Rodge Cohen of Sullivan & Cromwell reflects on a five-decade career shaping the banking industry

Rodge Cohen portrait

In more than five decades of practice, H. Rodgin “Rodge” Cohen, senior chair at Sullivan & Cromwell, has been a pivotal figure in helping some of the world’s largest banks navigate seismic changes, including the 2008 financial crisis. On February 3, Cohen offered his insights into the development of the modern financial system during an installment of  “A Life in the Law,” a speaker series hosted by NYU Law’s Institute for Corporate Governance & Finance (ICGF).

Joining Cohen in conversation were Jay Clayton, the US attorney for the Southern District of New York and former chairman of the US Securities and Exchange Commission, and Edward Rock, Martin Lipton Professor of Law and co-director of ICGF.

Clayton, a former Sullivan & Cromwell colleague, described Cohen as “not only the financial services lawyer of his generation…[but also] for the generations below him and above him.” Citing landmark economic and political events from each decade of Cohen’s practice, Clayton asked Cohen to recall the impact of these developments, starting with the sweeping banking regulation changes of the 1970s.

The Bank Secrecy Act, Cohen said, required financial institutions to assist the government in detecting financial crimes, essentially giving them a policing role. He added that the Community Reinvestment Act—passed to eliminate discriminatory lending practices and compel banks to better serve lower-income neighborhoods—had made an “amazing difference” in bringing financial services to more people: roughly one-third of Americans didn’t have a bank account back then, he said, as opposed to 5 percent today.

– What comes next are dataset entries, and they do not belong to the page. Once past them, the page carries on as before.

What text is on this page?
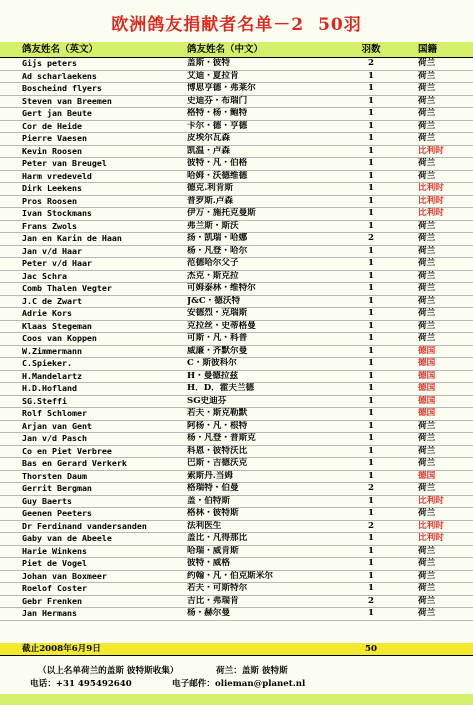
欧洲鸽友捐献者名单－2 50羽
鸽友姓名（英文）	鸽友姓名（中文）	羽数	国籍
Gijs peters	盖斯・彼特	2	荷兰
Ad scharlaekens	艾迪・夏拉肯	1	荷兰
Boscheind flyers	博思亨德・弗莱尔	1	荷兰
Steven van Breemen	史迪芬・布瑞门	1	荷兰
Gert jan Beute	格特・杨・鲍特	1	荷兰
Cor de Heide	卡尔・德・亨德	1	荷兰
Pierre Vaesen	皮埃尔瓦森	1	荷兰
Kevin Roosen	凯温・卢森	1	比利时
Peter van Breugel	彼特・凡・伯格	1	荷兰
Harm vredeveld	哈姆・沃德维德	1	荷兰
Dirk Leekens	德克.利肯斯	1	比利时
Pros Roosen	普罗斯.卢森	1	比利时
Ivan Stockmans	伊万・施托克曼斯	1	比利时
Frans Zwols	弗兰斯・斯沃	1	荷兰
Jan en Karin de Haan	扬・凯瑞・哈娜	2	荷兰
Jan v/d Haar	杨・凡登・哈尔	1	荷兰
Peter v/d Haar	范德哈尔父子	1	荷兰
Jac Schra	杰克・斯克拉	1	荷兰
Comb Thalen Vegter	可姆泰林・维特尔	1	荷兰
J.C de Zwart	J&C・德沃特	1	荷兰
Adrie Kors	安德烈・克瑞斯	1	荷兰
Klaas Stegeman	克拉丝・史蒂格曼	1	荷兰
Coos van Koppen	可斯・凡・科普	1	荷兰
W.Zimmermann	威廉・齐默尔曼	1	德国
C.Spieker.	C・斯彼科尔	1	德国
H.Mandelartz	H・曼德拉兹	1	德国
H.D.Hofland	H．D．霍夫兰德	1	德国
SG.Steffi	SG史迪芬	1	德国
Rolf Schlomer	若夫・斯克勒默	1	德国
Arjan van Gent	阿杨・凡・根特	1	荷兰
Jan v/d Pasch	杨・凡登・普斯克	1	荷兰
Co en Piet Verbree	科恩・彼特沃比	1	荷兰
Bas en Gerard Verkerk	巴斯・吉德沃克	1	荷兰
Thorsten Daum	索斯丹.当姆	1	德国
Gerrit Bergman	格瑞特・伯曼	2	荷兰
Guy Baerts	盖・伯特斯	1	比利时
Geenen Peeters	格林・彼特斯	1	荷兰
Dr Ferdinand vandersanden	法利医生	2	比利时
Gaby van de Abeele	盖比・凡得那比	1	比利时
Harie Winkens	哈瑞・威肯斯	1	荷兰
Piet de Vogel	彼特・威格	1	荷兰
Johan van Boxmeer	约翰・凡・伯克斯米尔	1	荷兰
Roelof Coster	若夫・可斯特尔	1	荷兰
Gebr Frenken	吉比・弗瑞肯	2	荷兰
Jan Hermans	杨・赫尔曼	1	荷兰
截止2008年6月9日	50
（以上名单荷兰的盖斯 彼特斯收集）	荷兰：盖斯 彼特斯
电话：+31 495492640	电子邮件：olieman@planet.nl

In the 2008 global financial crisis, Cohen, representing multiple major financial institutions, was at the center of efforts to keep the banking system from collapsing. Clayton asked him to identify key moments. “There were probably several real valleys or holes in the universe,” Cohen recalled. “The morning when the decision was made to let Lehman [Brothers] fail, which [we] had worked so hard on for so many months to try and prevent…. I knew, because we were working on it, that AIG was next, and we were not going to survive an AIG failure. And it was about six hours before the government finally decided that they had to step in…. We were on the edge of a cliff.”

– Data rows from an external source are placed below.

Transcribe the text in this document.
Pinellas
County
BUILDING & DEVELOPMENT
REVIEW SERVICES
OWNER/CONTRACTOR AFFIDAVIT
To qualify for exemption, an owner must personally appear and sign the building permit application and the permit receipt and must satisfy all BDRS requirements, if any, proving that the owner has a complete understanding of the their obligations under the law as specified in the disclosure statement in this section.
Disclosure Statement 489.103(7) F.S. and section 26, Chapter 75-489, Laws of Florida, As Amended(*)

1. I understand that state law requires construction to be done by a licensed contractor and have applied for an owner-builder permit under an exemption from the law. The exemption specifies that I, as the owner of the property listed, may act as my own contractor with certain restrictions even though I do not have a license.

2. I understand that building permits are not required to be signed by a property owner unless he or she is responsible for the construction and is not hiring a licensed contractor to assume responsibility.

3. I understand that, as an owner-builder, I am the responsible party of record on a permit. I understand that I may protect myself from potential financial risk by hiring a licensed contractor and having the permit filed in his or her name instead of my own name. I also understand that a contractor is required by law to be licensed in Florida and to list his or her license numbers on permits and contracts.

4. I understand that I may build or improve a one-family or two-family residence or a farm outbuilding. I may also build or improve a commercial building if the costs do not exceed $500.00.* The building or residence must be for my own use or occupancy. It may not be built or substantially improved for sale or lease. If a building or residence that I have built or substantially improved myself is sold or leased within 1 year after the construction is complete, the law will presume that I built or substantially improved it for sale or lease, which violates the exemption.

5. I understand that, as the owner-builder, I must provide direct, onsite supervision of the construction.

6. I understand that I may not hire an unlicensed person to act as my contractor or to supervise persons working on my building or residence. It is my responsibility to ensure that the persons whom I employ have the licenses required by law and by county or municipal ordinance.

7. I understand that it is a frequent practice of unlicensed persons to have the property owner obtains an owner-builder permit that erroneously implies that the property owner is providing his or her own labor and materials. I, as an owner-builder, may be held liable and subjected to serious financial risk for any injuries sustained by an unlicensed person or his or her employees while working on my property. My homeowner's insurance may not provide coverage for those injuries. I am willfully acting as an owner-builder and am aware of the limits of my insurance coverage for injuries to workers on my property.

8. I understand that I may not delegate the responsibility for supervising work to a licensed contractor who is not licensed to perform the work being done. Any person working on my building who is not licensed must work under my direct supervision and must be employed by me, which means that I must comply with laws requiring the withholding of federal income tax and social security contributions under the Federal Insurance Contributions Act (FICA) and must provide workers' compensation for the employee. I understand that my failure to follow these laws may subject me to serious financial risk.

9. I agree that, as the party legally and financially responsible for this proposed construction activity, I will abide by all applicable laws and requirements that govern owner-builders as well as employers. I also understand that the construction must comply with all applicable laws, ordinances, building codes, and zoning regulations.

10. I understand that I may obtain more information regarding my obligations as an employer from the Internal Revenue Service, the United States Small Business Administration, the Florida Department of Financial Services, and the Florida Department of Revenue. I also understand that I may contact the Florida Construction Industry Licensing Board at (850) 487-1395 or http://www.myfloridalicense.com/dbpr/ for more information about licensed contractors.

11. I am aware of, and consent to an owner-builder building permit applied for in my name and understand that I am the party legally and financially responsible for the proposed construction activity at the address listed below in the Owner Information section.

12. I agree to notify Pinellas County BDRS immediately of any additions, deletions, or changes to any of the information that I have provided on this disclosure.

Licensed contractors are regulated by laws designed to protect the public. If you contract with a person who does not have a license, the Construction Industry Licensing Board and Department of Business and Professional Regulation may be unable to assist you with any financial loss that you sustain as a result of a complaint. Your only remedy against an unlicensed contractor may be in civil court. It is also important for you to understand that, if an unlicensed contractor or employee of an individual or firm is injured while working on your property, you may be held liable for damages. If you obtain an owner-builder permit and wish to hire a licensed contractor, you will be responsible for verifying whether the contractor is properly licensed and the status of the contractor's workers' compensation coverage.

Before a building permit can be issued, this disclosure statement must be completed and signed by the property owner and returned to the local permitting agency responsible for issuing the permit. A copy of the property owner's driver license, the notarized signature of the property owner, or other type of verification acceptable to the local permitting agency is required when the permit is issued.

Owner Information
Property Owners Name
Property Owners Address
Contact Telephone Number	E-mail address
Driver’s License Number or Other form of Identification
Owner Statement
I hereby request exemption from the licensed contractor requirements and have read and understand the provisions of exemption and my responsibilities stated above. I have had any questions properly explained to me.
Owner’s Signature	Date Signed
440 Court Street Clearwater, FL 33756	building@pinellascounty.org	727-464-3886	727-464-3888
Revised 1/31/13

Clayton lauded Cohen’s ability “to read statutes rigorously and be ready when the market needed a new interpretation or an interpretation that people hadn’t seen before.” Before the 1980s, for example, banks were restricted from operating across state lines, but Cohen helped usher in a new era of interstate banking by using a regulatory provision that permitted banks to move their headquarters within a 50-mile radius.

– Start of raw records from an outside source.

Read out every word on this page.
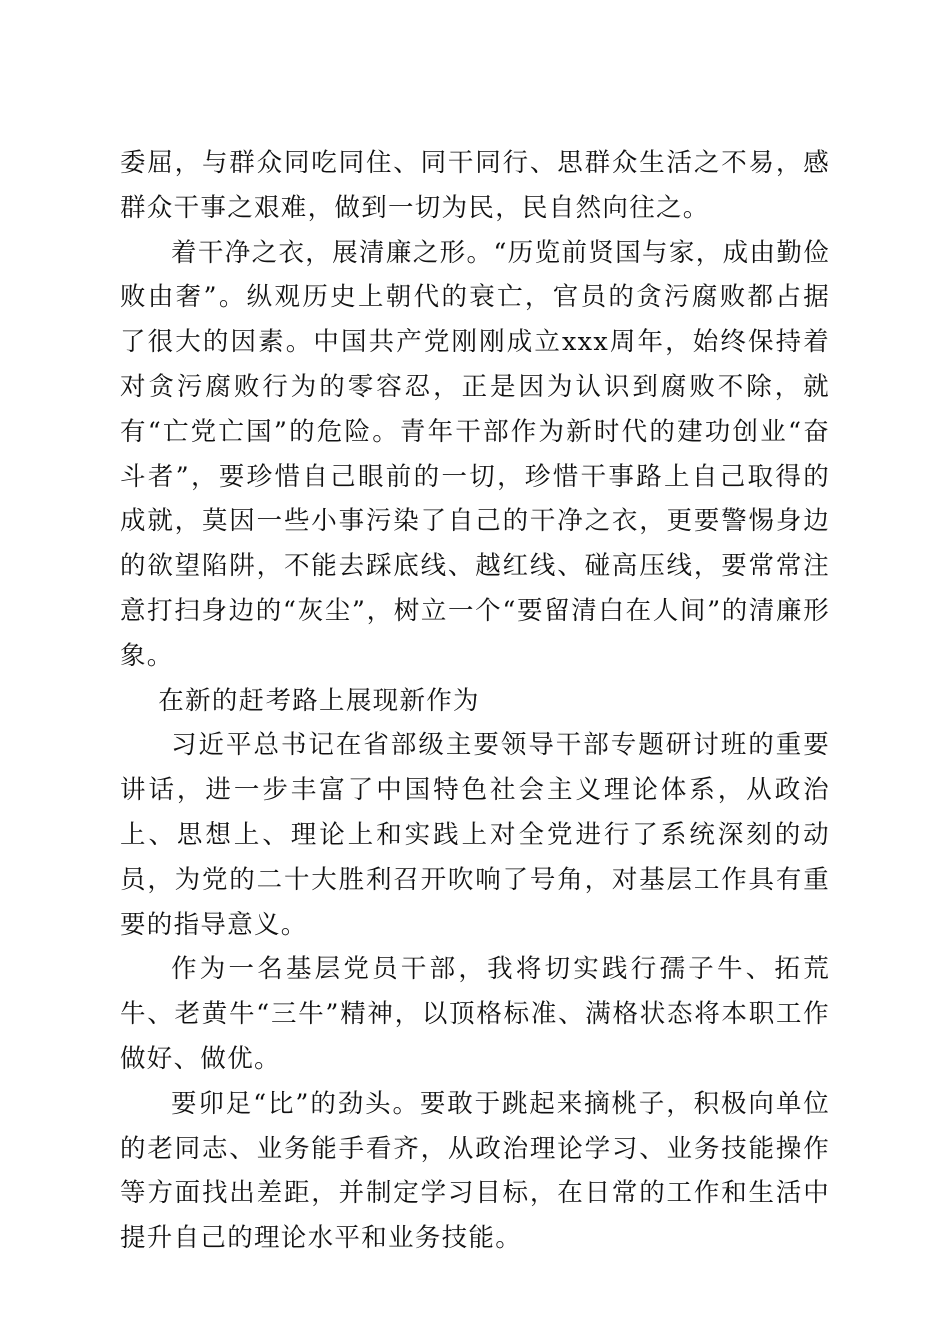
委屈，与群众同吃同住、同干同行、思群众生活之不易，感群众干事之艰难，做到一切为民，民自然向往之。

着干净之衣，展清廉之形。“历览前贤国与家，成由勤俭败由奢”。纵观历史上朝代的衰亡，官员的贪污腐败都占据了很大的因素。中国共产党刚刚成立xxx周年，始终保持着对贪污腐败行为的零容忍，正是因为认识到腐败不除，就有“亡党亡国”的危险。青年干部作为新时代的建功创业“奋斗者”，要珍惜自己眼前的一切，珍惜干事路上自己取得的成就，莫因一些小事污染了自己的干净之衣，更要警惕身边的欲望陷阱，不能去踩底线、越红线、碰高压线，要常常注意打扫身边的“灰尘”，树立一个“要留清白在人间”的清廉形象。

在新的赶考路上展现新作为

习近平总书记在省部级主要领导干部专题研讨班的重要讲话，进一步丰富了中国特色社会主义理论体系，从政治上、思想上、理论上和实践上对全党进行了系统深刻的动员，为党的二十大胜利召开吹响了号角，对基层工作具有重要的指导意义。

作为一名基层党员干部，我将切实践行孺子牛、拓荒牛、老黄牛“三牛”精神，以顶格标准、满格状态将本职工作做好、做优。

要卯足“比”的劲头。要敢于跳起来摘桃子，积极向单位的老同志、业务能手看齐，从政治理论学习、业务技能操作等方面找出差距，并制定学习目标，在日常的工作和生活中提升自己的理论水平和业务技能。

At the end of the conversation, Clayton asked Cohen to look forward to the next significant issue the financial industry must address. Cohen pointed to cryptocurrency regulation, proposing a corollary to Gresham’s Law, which states that bad money drives out good.  “Bad regulation drives out good regulation…. And I do worry, unless we get the regulation of cryptocurrency right, that there will be a problem which will emerge,” Cohen said. “Crypto is what it is,” he added. “Economics are what they are. [Good regulation is] controlling the waves, it’s building the dikes, rather than just holding up your hand and saying, ‘Stop.’ So those dikes have to be built well.”